Morbus Bechterew: Therapie
05.12.08.
Morbus Bechterew ist eine Erkrankung, deren Ursache bislang nicht gefunden werden konnte. Aus diesem Grund zielt die momentan angewandte Therapie bei Morbus Bechterew darauf, die Symptome zu lindern und das Fortschreiten der Erkrankung zu verlangsamen bzw. zu verhindern.
Krankengymnastik hat in der Bechterew-Therapie hohen Stellenwert
Eine wesentliche Säule der Behandlung bei Morbus Bechterew ist Krankengymnastik unter fachlicher Anleitung. Mit regelmäßigem, an den Patienten und dessen Gesundheitszustand angepasstem Training kann die Beweglichkeit weitestgehend erhalten werden. Am effektivsten ist das Training morgens, denn so können die Übungen Morgensteifigkeit lösen und Schmerzen lindern helfen. Patientenorganisationen wie die Deutsche Vereinigung Morbus Bechterew oder die Deutsche Rheuma-Liga bieten z. T. Sportgruppen an, in denen individuell auf das Krankheitsbild abgestimmte Bewegungsübungen gelehrt und trainiert werden.
Medikamentöse Therapie
In der medikamentösen Therapie des Morbus Bechterew werden u. a. kortisonfreie Antirheumatika (sog. nicht-steroidale Antirheumatika, NSAR) eingesetzt. Diese Arzneimittel wirken sowohl gegen Entzündungen als auch gegen Schmerzen und verzichten dabei auf das entzündungshemmende Nebennierenhormon Kortison. Bei schweren Verläufen mit hoher Entzündungsaktivität können jedoch auch kortisonhaltige Medikamente angewandt werden.
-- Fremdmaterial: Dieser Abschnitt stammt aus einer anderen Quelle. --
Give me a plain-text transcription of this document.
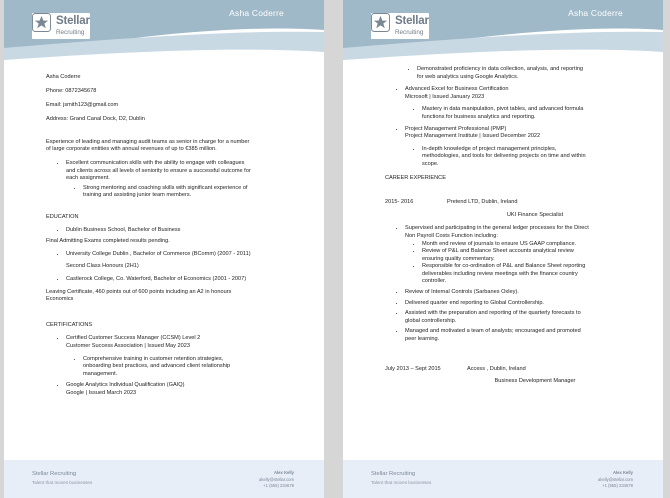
Stellar
Recruiting
Asha Coderre
Asha Coderre
Phone: 0872345678
Email: jsmith123@gmail.com
Address: Grand Canal Dock, D2, Dublin
Experience of leading and managing audit teams as senior in charge for a number
of large corporate entities with annual revenues of up to €385 million.
• Excellent communication skills with the ability to engage with colleagues
and clients across all levels of seniority to ensure a successful outcome for
each assignment.
• Strong mentoring and coaching skills with significant experience of
training and assisting junior team members.
EDUCATION
• Dublin Business School, Bachelor of Business
Final Admitting Exams completed results pending.
• University College Dublin , Bachelor of Commerce (BComm) (2007 - 2011)
Second Class Honours (2H1)
• Castlerock College, Co. Waterford, Bachelor of Economics (2001 - 2007)
Leaving Certificate, 460 points out of 600 points including an A2 in honours
Economics
CERTIFICATIONS
• Certified Customer Success Manager (CCSM) Level 2
Customer Success Association | Issued May 2023
• Comprehensive training in customer retention strategies,
onboarding best practices, and advanced client relationship
management.
• Google Analytics Individual Qualification (GAIQ)
Google | Issued March 2023
Stellar Recruiting
Talent that moves businesses
Alex Kelly
akelly@stellar.com
+1 (555) 234678
Stellar
Recruiting
Asha Coderre
• Demonstrated proficiency in data collection, analysis, and reporting
for web analytics using Google Analytics.
• Advanced Excel for Business Certification
Microsoft | Issued January 2023
• Mastery in data manipulation, pivot tables, and advanced formula
functions for business analytics and reporting.
• Project Management Professional (PMP)
Project Management Institute | Issued December 2022
• In-depth knowledge of project management principles,
methodologies, and tools for delivering projects on time and within
scope.
CAREER EXPERIENCE
2015- 2016	Pretend LTD, Dublin, Ireland
UKI Finance Specialist
• Supervised and participating in the general ledger processes for the Direct
Non Payroll Costs Function including:
• Month end review of journals to ensure US GAAP compliance.
• Review of P&L and Balance Sheet accounts analytical review
ensuring quality commentary.
• Responsible for co-ordination of P&L and Balance Sheet reporting
deliverables including review meetings with the finance country
controller.
• Review of Internal Controls (Sarbanes Oxley).
• Delivered quarter end reporting to Global Controllership.
• Assisted with the preparation and reporting of the quarterly forecasts to
global controllership.
• Managed and motivated a team of analysts; encouraged and promoted
peer learning.
July 2013 – Sept 2015	Access , Dublin, Ireland
Business Development Manager
Stellar Recruiting
Talent that moves businesses
Alex Kelly
akelly@stellar.com
+1 (555) 234678
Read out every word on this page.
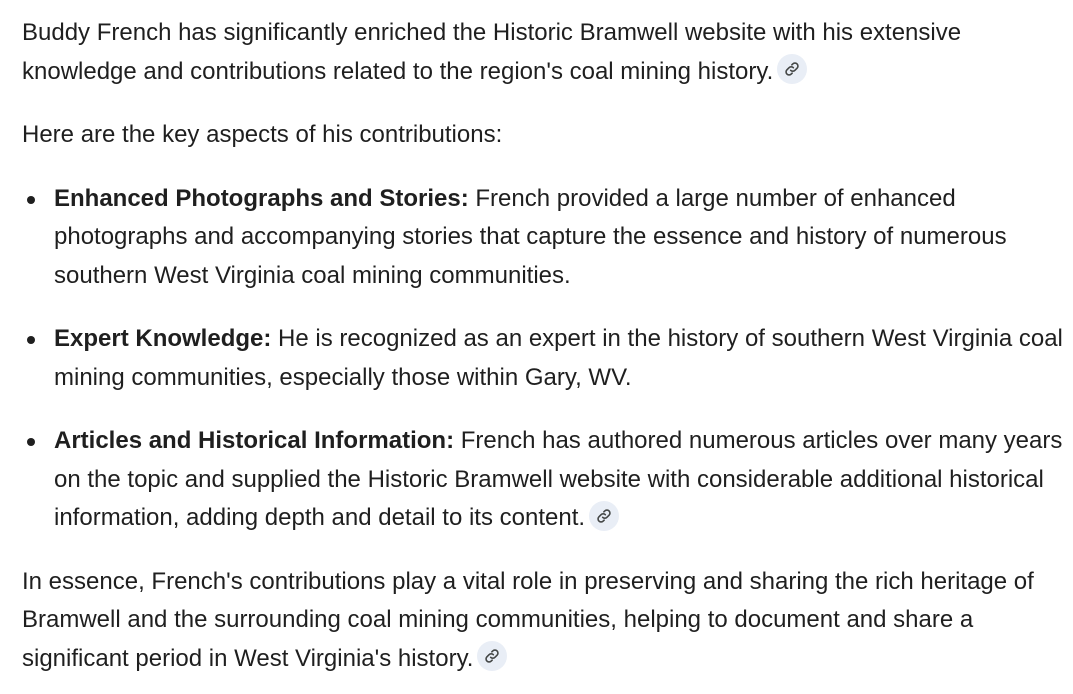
Buddy French has significantly enriched the Historic Bramwell website with his extensive knowledge and contributions related to the region's coal mining history.

Here are the key aspects of his contributions:

Enhanced Photographs and Stories: French provided a large number of enhanced photographs and accompanying stories that capture the essence and history of numerous southern West Virginia coal mining communities.
Expert Knowledge: He is recognized as an expert in the history of southern West Virginia coal mining communities, especially those within Gary, WV.
Articles and Historical Information: French has authored numerous articles over many years on the topic and supplied the Historic Bramwell website with considerable additional historical information, adding depth and detail to its content.

In essence, French's contributions play a vital role in preserving and sharing the rich heritage of Bramwell and the surrounding coal mining communities, helping to document and share a significant period in West Virginia's history.
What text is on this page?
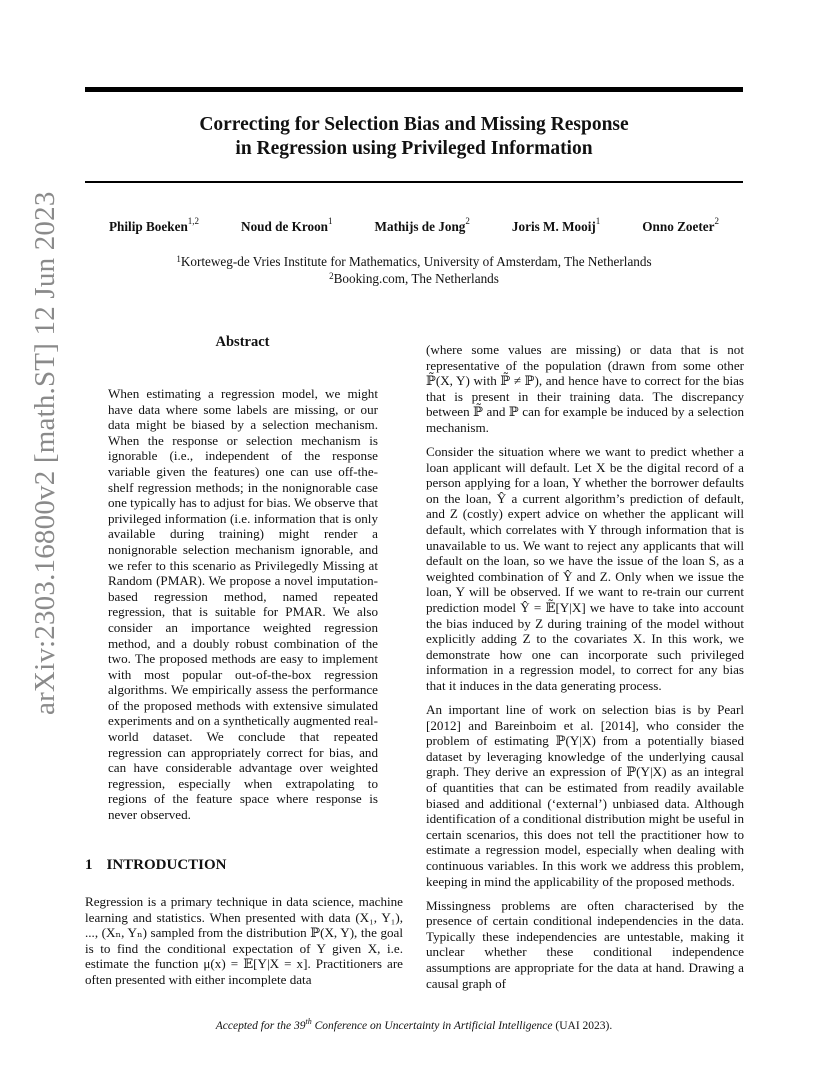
arXiv:2303.16800v2 [math.ST] 12 Jun 2023
Correcting for Selection Bias and Missing Response
in Regression using Privileged Information
Philip Boeken$^{1,2}$	Noud de Kroon$^1$	Mathijs de Jong$^2$	Joris M. Mooij$^1$	Onno Zoeter$^2$
$^1$Korteweg-de Vries Institute for Mathematics, University of Amsterdam, The Netherlands
$^2$Booking.com, The Netherlands
Abstract

When estimating a regression model, we might have data where some labels are missing, or our data might be biased by a selection mechanism. When the response or selection mechanism is ignorable (i.e., independent of the response variable given the features) one can use off-the-shelf regression methods; in the nonignorable case one typically has to adjust for bias. We observe that privileged information (i.e. information that is only available during training) might render a nonignorable selection mechanism ignorable, and we refer to this scenario as Privilegedly Missing at Random (PMAR). We propose a novel imputation-based regression method, named repeated regression, that is suitable for PMAR. We also consider an importance weighted regression method, and a doubly robust combination of the two. The proposed methods are easy to implement with most popular out-of-the-box regression algorithms. We empirically assess the performance of the proposed methods with extensive simulated experiments and on a synthetically augmented real-world dataset. We conclude that repeated regression can appropriately correct for bias, and can have considerable advantage over weighted regression, especially when extrapolating to regions of the feature space where response is never observed.

1 INTRODUCTION

Regression is a primary technique in data science, machine learning and statistics. When presented with data (X₁, Y₁), ..., (Xₙ, Yₙ) sampled from the distribution ℙ(X, Y), the goal is to find the conditional expectation of Y given X, i.e. estimate the function μ(x) = 𝔼[Y|X = x]. Practitioners are often presented with either incomplete data

(where some values are missing) or data that is not representative of the population (drawn from some other ℙ̃(X, Y) with ℙ̃ ≠ ℙ), and hence have to correct for the bias that is present in their training data. The discrepancy between ℙ̃ and ℙ can for example be induced by a selection mechanism.

Consider the situation where we want to predict whether a loan applicant will default. Let X be the digital record of a person applying for a loan, Y whether the borrower defaults on the loan, Ŷ a current algorithm’s prediction of default, and Z (costly) expert advice on whether the applicant will default, which correlates with Y through information that is unavailable to us. We want to reject any applicants that will default on the loan, so we have the issue of the loan S, as a weighted combination of Ŷ and Z. Only when we issue the loan, Y will be observed. If we want to re-train our current prediction model Ŷ = 𝔼̃[Y|X] we have to take into account the bias induced by Z during training of the model without explicitly adding Z to the covariates X. In this work, we demonstrate how one can incorporate such privileged information in a regression model, to correct for any bias that it induces in the data generating process.

An important line of work on selection bias is by Pearl [2012] and Bareinboim et al. [2014], who consider the problem of estimating ℙ(Y|X) from a potentially biased dataset by leveraging knowledge of the underlying causal graph. They derive an expression of ℙ(Y|X) as an integral of quantities that can be estimated from readily available biased and additional (‘external’) unbiased data. Although identification of a conditional distribution might be useful in certain scenarios, this does not tell the practitioner how to estimate a regression model, especially when dealing with continuous variables. In this work we address this problem, keeping in mind the applicability of the proposed methods.

Missingness problems are often characterised by the presence of certain conditional independencies in the data. Typically these independencies are untestable, making it unclear whether these conditional independence assumptions are appropriate for the data at hand. Drawing a causal graph of

Accepted for the 39th Conference on Uncertainty in Artificial Intelligence (UAI 2023).
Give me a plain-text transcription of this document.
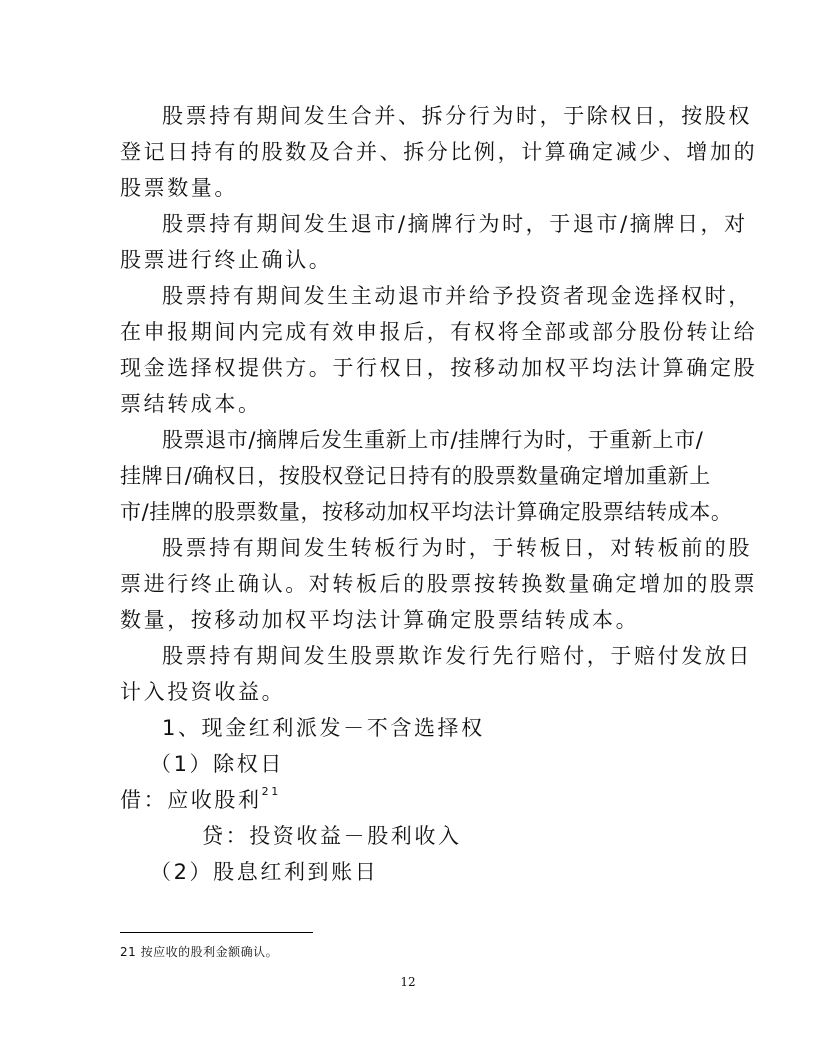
股票持有期间发生合并、拆分行为时，于除权日，按股权
登记日持有的股数及合并、拆分比例，计算确定减少、增加的
股票数量。
股票持有期间发生退市/摘牌行为时，于退市/摘牌日，对
股票进行终止确认。
股票持有期间发生主动退市并给予投资者现金选择权时，
在申报期间内完成有效申报后，有权将全部或部分股份转让给
现金选择权提供方。于行权日，按移动加权平均法计算确定股
票结转成本。
股票退市/摘牌后发生重新上市/挂牌行为时，于重新上市/
挂牌日/确权日，按股权登记日持有的股票数量确定增加重新上
市/挂牌的股票数量，按移动加权平均法计算确定股票结转成本。
股票持有期间发生转板行为时，于转板日，对转板前的股
票进行终止确认。对转板后的股票按转换数量确定增加的股票
数量，按移动加权平均法计算确定股票结转成本。
股票持有期间发生股票欺诈发行先行赔付，于赔付发放日
计入投资收益。
1、现金红利派发－不含选择权
（1）除权日
借：应收股利$^{21}$
贷：投资收益－股利收入
（2）股息红利到账日
21 按应收的股利金额确认。
12
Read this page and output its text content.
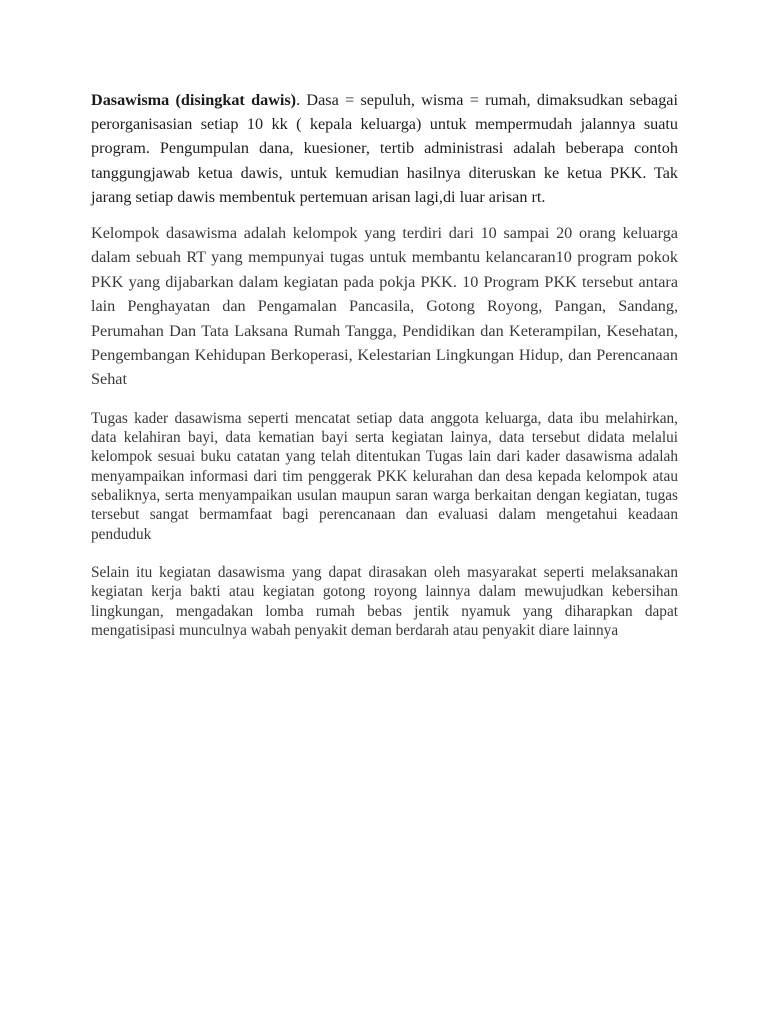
Dasawisma (disingkat dawis). Dasa = sepuluh, wisma = rumah, dimaksudkan sebagai perorganisasian setiap 10 kk ( kepala keluarga) untuk mempermudah jalannya suatu program. Pengumpulan dana, kuesioner, tertib administrasi adalah beberapa contoh tanggungjawab ketua dawis, untuk kemudian hasilnya diteruskan ke ketua PKK. Tak jarang setiap dawis membentuk pertemuan arisan lagi,di luar arisan rt.

Kelompok dasawisma adalah kelompok yang terdiri dari 10 sampai 20 orang keluarga dalam sebuah RT yang mempunyai tugas untuk membantu kelancaran10 program pokok PKK yang dijabarkan dalam kegiatan pada pokja PKK. 10 Program PKK tersebut antara lain Penghayatan dan Pengamalan Pancasila, Gotong Royong, Pangan, Sandang, Perumahan Dan Tata Laksana Rumah Tangga, Pendidikan dan Keterampilan, Kesehatan, Pengembangan Kehidupan Berkoperasi, Kelestarian Lingkungan Hidup, dan Perencanaan Sehat

Tugas kader dasawisma seperti mencatat setiap data anggota keluarga, data ibu melahirkan, data kelahiran bayi, data kematian bayi serta kegiatan lainya, data tersebut didata melalui kelompok sesuai buku catatan yang telah ditentukan Tugas lain dari kader dasawisma adalah menyampaikan informasi dari tim penggerak PKK kelurahan dan desa kepada kelompok atau sebaliknya, serta menyampaikan usulan maupun saran warga berkaitan dengan kegiatan, tugas tersebut sangat bermamfaat bagi perencanaan dan evaluasi dalam mengetahui keadaan penduduk

Selain itu kegiatan dasawisma yang dapat dirasakan oleh masyarakat seperti melaksanakan kegiatan kerja bakti atau kegiatan gotong royong lainnya dalam mewujudkan kebersihan lingkungan, mengadakan lomba rumah bebas jentik nyamuk yang diharapkan dapat mengatisipasi munculnya wabah penyakit deman berdarah atau penyakit diare lainnya
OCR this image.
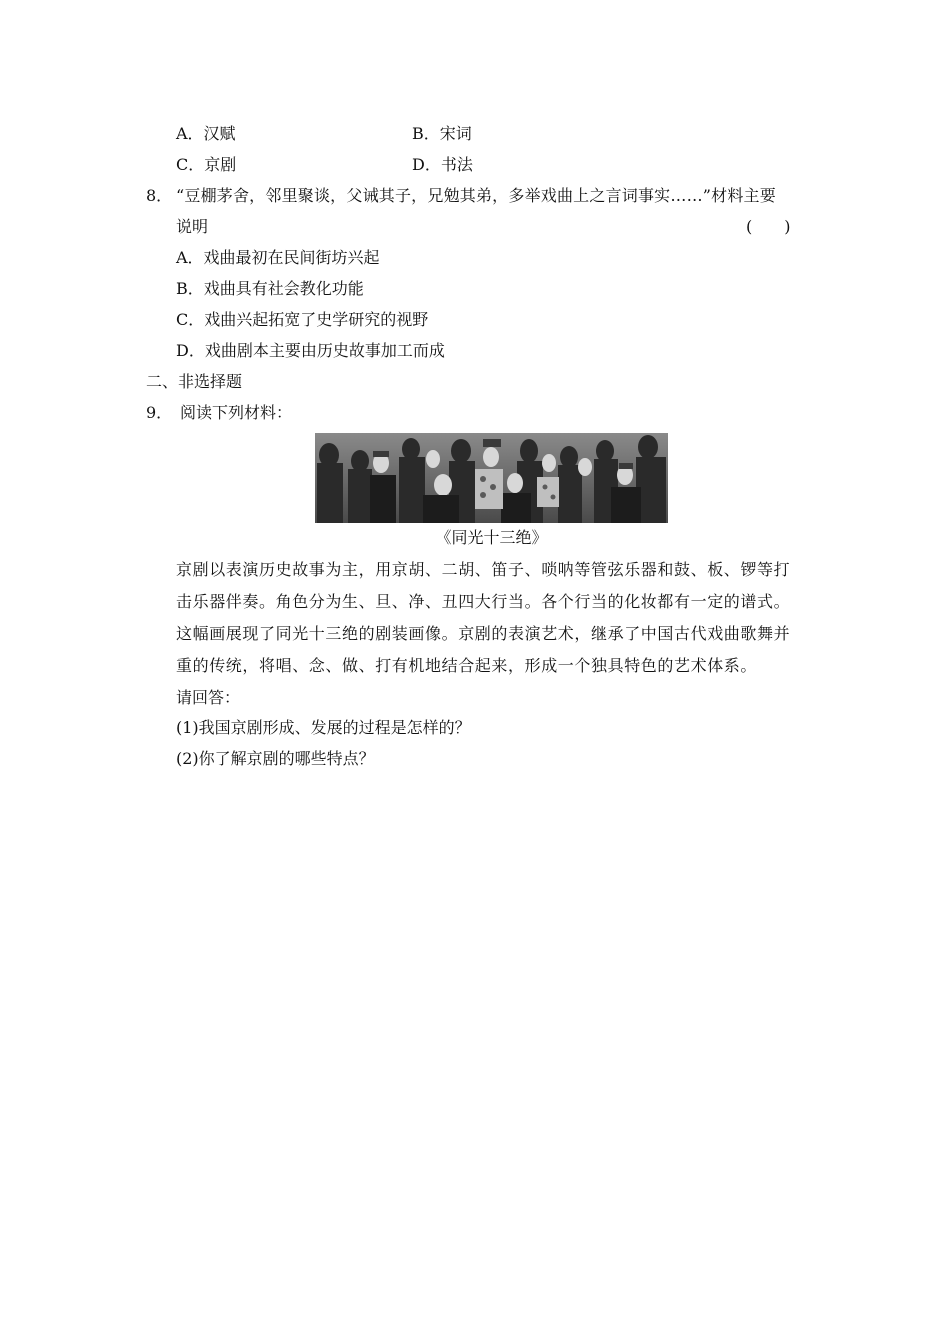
A．汉赋	B．宋词
C．京剧	D．书法
8． “豆棚茅舍，邻里聚谈，父诫其子，兄勉其弟，多举戏曲上之言词事实……”材料主要
说明	(　　)
A．戏曲最初在民间街坊兴起
B．戏曲具有社会教化功能
C．戏曲兴起拓宽了史学研究的视野
D．戏曲剧本主要由历史故事加工而成
二、非选择题
9． 阅读下列材料：
《同光十三绝》
京剧以表演历史故事为主，用京胡、二胡、笛子、唢呐等管弦乐器和鼓、板、锣等打
击乐器伴奏。角色分为生、旦、净、丑四大行当。各个行当的化妆都有一定的谱式。
这幅画展现了同光十三绝的剧装画像。京剧的表演艺术，继承了中国古代戏曲歌舞并
重的传统，将唱、念、做、打有机地结合起来，形成一个独具特色的艺术体系。
请回答：
(1)我国京剧形成、发展的过程是怎样的？
(2)你了解京剧的哪些特点？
Darüber hinaus können Patienten mit Morbus Bechterew von neuentwickelten Biologicals profitieren. Dies sind biotechnologisch hergestellte Arzneimittel, die wie körpereigene Proteine gezielt in Prozesse wie beispielsweise Entzündungen eingreifen können. Für die Behandlung von Spondylitis ankylosans werden u. a. TNF-alpha-Blocker eingesetzt. Der Tumornekrosefaktor-alpha (TNF-alpha) ist ein entzündungsfördernder Signalstoff. Wird er blockiert, können Signalwege unterbrochen werden, die Entzündungen auslösen bzw. begünstigen.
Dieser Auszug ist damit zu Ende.